In the post war period of high economic growth, more traditional, broader views of nature, as well as polytheistic philosophy and religion, were rapidly lost. The Japanese people denied their ancient traditional philosophy and approached the environment with more western philosophical and religious views. Without the Japanese people’s original Shinto-based thoughts and philosophy the country as a whole became a kind of economic–materialistic animal and joined much of the world in contributing to the deforestation of tropical and boreal forests. Behind the scenes of the explosive economic growth of Japan, was a previously unthinkable exploitation of nature.

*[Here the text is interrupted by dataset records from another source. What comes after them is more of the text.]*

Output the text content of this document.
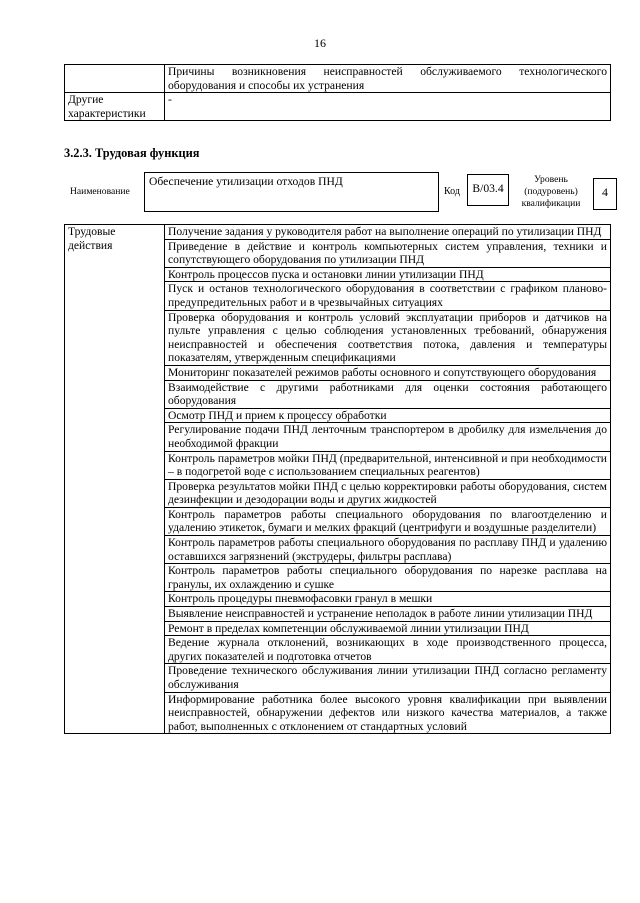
16
	Причины возникновения неисправностей обслуживаемого технологического оборудования и способы их устранения
Другие характеристики	-
3.2.3. Трудовая функция
Наименование
Обеспечение утилизации отходов ПНД
Код	B/03.4
Уровень (подуровень) квалификации
4
Трудовые действия	Получение задания у руководителя работ на выполнение операций по утилизации ПНД
Приведение в действие и контроль компьютерных систем управления, техники и сопутствующего оборудования по утилизации ПНД
Контроль процессов пуска и остановки линии утилизации ПНД
Пуск и останов технологического оборудования в соответствии с графиком планово-предупредительных работ и в чрезвычайных ситуациях
Проверка оборудования и контроль условий эксплуатации приборов и датчиков на пульте управления с целью соблюдения установленных требований, обнаружения неисправностей и обеспечения соответствия потока, давления и температуры показателям, утвержденным спецификациями
Мониторинг показателей режимов работы основного и сопутствующего оборудования
Взаимодействие с другими работниками для оценки состояния работающего оборудования
Осмотр ПНД и прием к процессу обработки
Регулирование подачи ПНД ленточным транспортером в дробилку для измельчения до необходимой фракции
Контроль параметров мойки ПНД (предварительной, интенсивной и при необходимости – в подогретой воде с использованием специальных реагентов)
Проверка результатов мойки ПНД с целью корректировки работы оборудования, систем дезинфекции и дезодорации воды и других жидкостей
Контроль параметров работы специального оборудования по влагоотделению и удалению этикеток, бумаги и мелких фракций (центрифуги и воздушные разделители)
Контроль параметров работы специального оборудования по расплаву ПНД и удалению оставшихся загрязнений (экструдеры, фильтры расплава)
Контроль параметров работы специального оборудования по нарезке расплава на гранулы, их охлаждению и сушке
Контроль процедуры пневмофасовки гранул в мешки
Выявление неисправностей и устранение неполадок в работе линии утилизации ПНД
Ремонт в пределах компетенции обслуживаемой линии утилизации ПНД
Ведение журнала отклонений, возникающих в ходе производственного процесса, других показателей и подготовка отчетов
Проведение технического обслуживания линии утилизации ПНД согласно регламенту обслуживания
Информирование работника более высокого уровня квалификации при выявлении неисправностей, обнаружении дефектов или низкого качества материалов, а также работ, выполненных с отклонением от стандартных условий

Considering Professor Yasuda’s perspective on post war Japan, and in light of today’s theme of seeking new ways to recover from natural disasters, I strongly believe that what is necessary is for Japanese people to recognize the importance of our Shinto roots, the philosophy based upon coexistence and interdependence with nature and the environment.
Although the western philosophy of material and scientific advancement has lead to many great and important improvements in modern society, I think it has gone too far. I believe we must balance the western materialistic and scientific view with the ancient eastern nature–based philosophy. I believe we need to honor and respect nature, which is the foundation of our existence.
Born of the Japanese traditional and ancient view of living life in harmony with nature, Shumei International offers the Natural Agriculture way of life as a way toward the evolution of human culture. In so doing, we believe that Natural Agriculture can help bring the current imbalance between nature and materialism into a more sustainable balance.